Issue #19333 has been updated by ioquatix (Samuel Williams).
While the proposed idea is a good move in the right direction, it doesn't handle cases
where several (a large number) threads all have the SAME thread local, and that thread
local goes out of scope, e.g.
```
name = ":local-#{object_id}
100.times do
Thread.new do
thing = ... something that consumes memory ...
Thread.current.thread_variable_set(name, thing)
# Thread lives for a long time
while job = jobs.pop
job.call
end
end
end
```
Even when `name` is no longer useful for any purpose, all those threads sill still have
that thread local set. There is no global way to say "For all threads that have a
thread local set for name, please clear it".

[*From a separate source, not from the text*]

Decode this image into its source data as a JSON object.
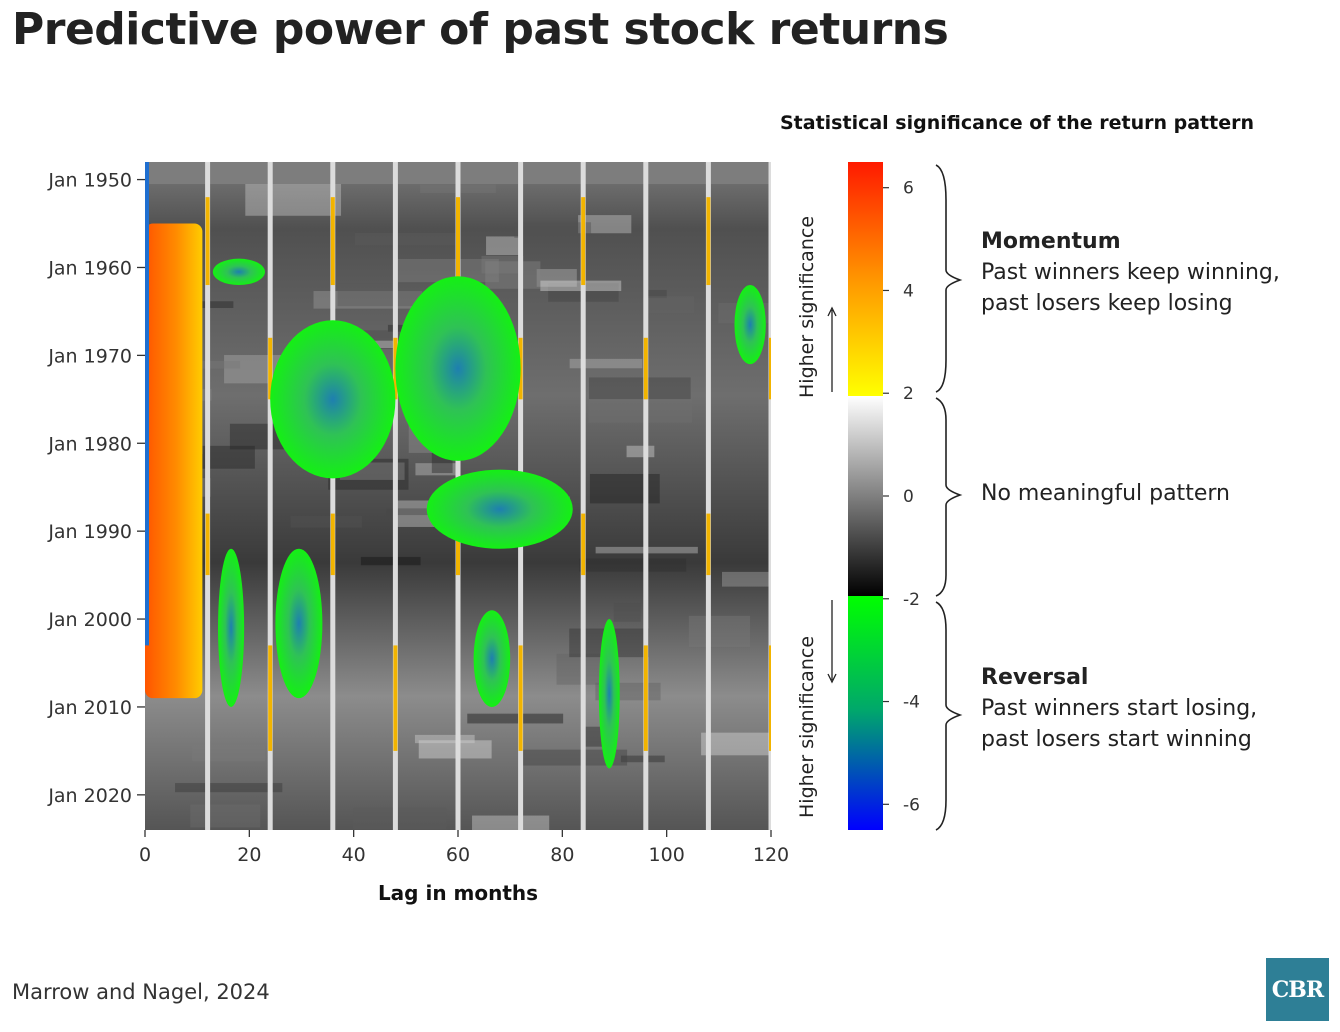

In order to do that, we'd need to introduce a `Thread::Local` object which uniquely
identifies an association in 0 or more threads, and when that `Thread::Local` instance is
GCed, all threads which have it set, have it cleared. This ensures that threads don't
leak memory. Consider a work pool that allocates a new `Thread::Local `every now and
then... eventually threads will have lots of locals which are potentially no longer
useful.
That being said, the other option is just not to encourage people to have long running
threads that accumulate cruft over time.
----------------------------------------
Feature #19333: Setting (Fiber Local|Thread Local|Fiber Storage) to nil should delete
value in order to avoid memory leaks.
https://bugs.ruby-lang.org/issues/19333#change-101239
* Author: ioquatix (Samuel Williams)
* Status: Open
* Priority: Normal
----------------------------------------
As it stands, Fiber Locals, Thread Locals and Fiber Storage have no way of deleting
key-value associations.
```ruby
100.times do |i|
name = :"variable-#{i}"
Thread.current[name] = 10
end
```
Because of this, dynamically generated associations can leak over time. This is worse for
things like Threads that might be pooled (or maybe an argument against user-space
pooling).
In any case, having a way to delete those associations would allow application code to at
least delete the associations when they no longer make sense.
I propose that assigning `nil` to "locals" or "storage" should
effectively delete them.
e.g.
```ruby
100.times do |i|
name = :"variable-#{i}"
Thread.current[name] = 10
Thread.current[name] = nil # delete association
end
```
A more invasive alternative would be to define new interfaces like `Thread::Local`,
`Fiber::Local` and `Fiber::Storage::Local` (or something) which correctly clean up on GC.